O celibato pelo Reino dos Céus (cf. Mt 19,12) não significa renunciar à própria condição sexuada, nem pretender que se extingam as paixões e emoções neste âmbito. Ao contrário, requerirá integrar — para continuar empregando o termo utilizado no Catecismo — todas essas reações dentro do projeto vital, da vocação.
A terceira edição da Ratio Fundamentalis Institutionis Sacerdotalis faz eco à necessidade de uma adequada formação dos candidatos ao sacerdócio neste âmbito: “No campo psicológico [a formação] se ocupa da constituição de uma personalidade estável, caracterizada pelo equilíbrio afetivo, o domínio de si e uma sexualidade bem integrada”.[1]
Estes três pontos servirão como guia para discernir se o candidato ao sacerdócio — ou o ingressante no seminário — alcançou a “suficiente maturidade”[2] que o Código de Direito Canônico considera como condição necessária para aceder às Ordens Sagradas. Esse discernimento será feito com base, tanto na observação do comportamento externo do candidato por parte dos formadores, como na abertura confiante do seminarista nas conversas com eles.
A visão do celibato sacerdotal que emerge da Ratio é eminentemente positiva: ele não é visto como uma carga ou um tributo que é preciso pagar, mas como um dom de si mesmo que o sacerdote faz a Deus, e sobretudo como um dom que recebe d’Ele e que permite amar a Cristo com um coração indiviso, dedicar-se mais livremente ao serviço de Deus e dos homens, e tornar-se mais apto a aceitar em Cristo uma paternidade mais ampla.
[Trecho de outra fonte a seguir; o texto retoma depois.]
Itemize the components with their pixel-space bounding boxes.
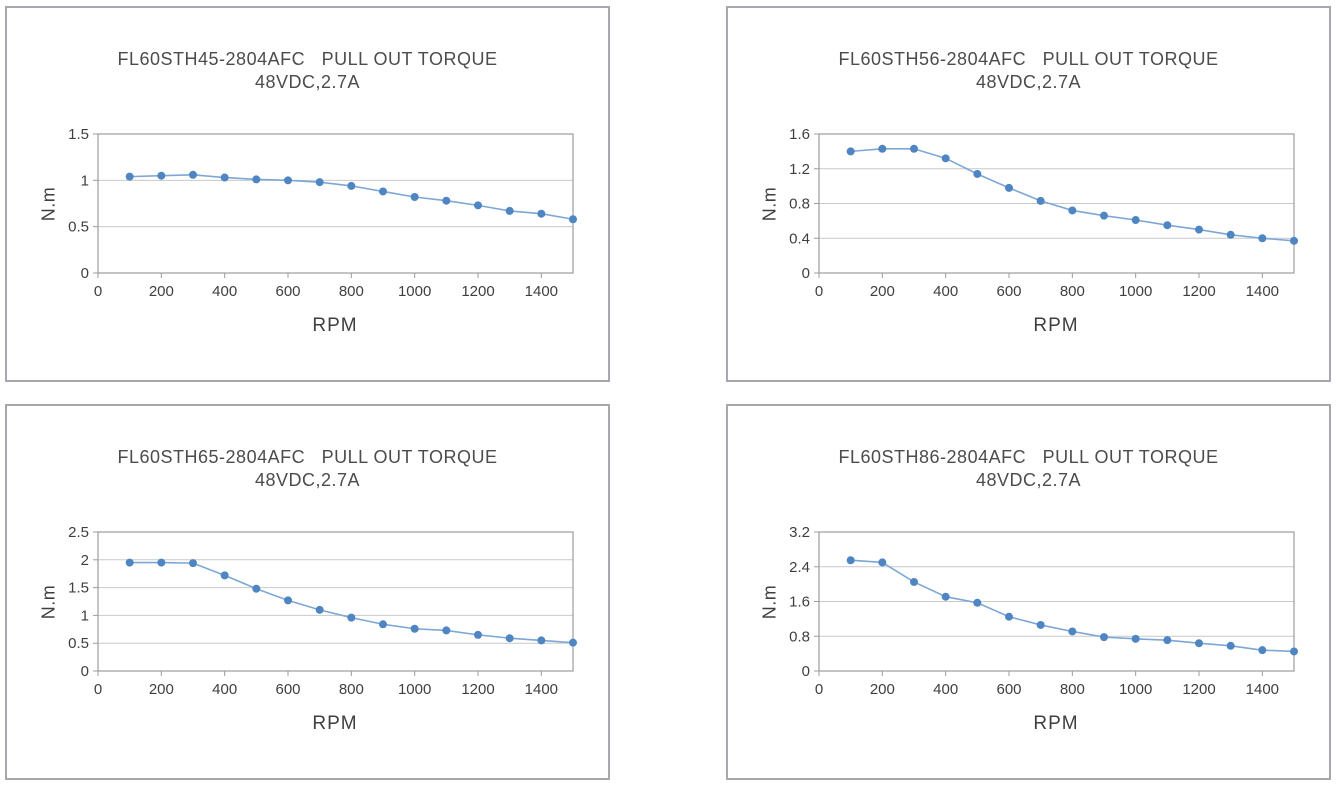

Visto assim, o celibato não apenas não prejudica o adequado desenvolvimento do homem, como também “desenvolve a maturidade da pessoa, tornando-a capaz de viver a realidade do próprio corpo e da própria afetividade a partir da lógica do dom”.[3]
A falta de uma adequada integração, pelo contrário, tornaria desaconselhável proceder à ordenação: “seria gravemente imprudente admitir ao Sacramento da Ordem um seminarista que não tivesse desenvolvido uma afetividade serena e livre, fiel na castidade celibatária, através do exercício das virtudes humanas e sacerdotais, entendida como abertura à ação da graça e não apenas como esforço da vontade”.[4]
Somente quem tiver uma afetividade bem integrada, isto é, quem souber viver com naturalidade e de acordo com a moral cristã a sua condição de homem, com tudo o que ela implica (atração pelo sexo feminino, curiosidade, paixões que às vezes se manifestam com mais força, etc.), estará em condições de assumir os compromissos do celibato. Em outras palavras: quem alcançou o domínio de si mesmo, sem deixar-se arrastar pelas paixões, pode entregar a Deus o exercício de sua sexualidade. Quem não tiver chegado a esse autodomínio, dificilmente poderá fazer uma doação total.
Busca-se com isso o bem do próprio candidato — e, portanto, o do futuro sacerdote —, pois uma decisão precipitada o levaria a assumir compromissos que, em suas presentes condições psíquicas e afetivas, poderia não estar em condições de viver, tornando muito difícil a sua entrega e colocando em risco a fidelidade ao carisma recebido. Por outro lado, o bem dos fiéis exige que os pastores tenham não somente uma sólida formação doutrinal, mas também uma adequada maturidade interior.[5]
Parece-nos oportuno chamar brevemente a atenção — embora o tema seja desenvolvido mais detalhadamente ao longo do livro — para os meios que a Ratio assinala para a formação da afetividade e para favorecer o progressivo amadurecimento humano dos candidatos ao sacerdócio. O documento destaca o acompanhamento pessoal por parte dos formadores,[6] a direção espiritual — considerada “um instrumento privilegiado para o crescimento integral da pessoa”[7] —, a vida de oração e a graça obtida nos Sacramentos (Eucaristia e Penitência). Por último, indica-se que em alguns casos será recomendável o recurso a especialistas em saúde mental,[8] tema que também será abordado nestas páginas.
Conteúdo do livro
Entre os dias 5 e 9 de fevereiro de 2018 aconteceu na Pontifícia Universidade da Santa Cruz (Roma) a V Semana de Estudos para Formadores de Seminários, com o título “Ensinar e aprender a amar. A afetividade humana e a castidade cristã”. Quase uma centena de sacerdotes procedentes de dezessete países se reuniram na Cidade Eterna para refletir sobre este aspecto da formação dos candidatos ao sacerdócio a partir de diversos pontos de vista (teológico, filosófico, pastoral e psicológico). Tanto nas colocações como no diálogo entre os participantes surgiram ideias e abordagens úteis para apresentar a virtude da castidade de um modo mais prazeroso, integrado, cheio de significado, paternal e apostolicamente eficaz na vida do candidato ao sacerdócio.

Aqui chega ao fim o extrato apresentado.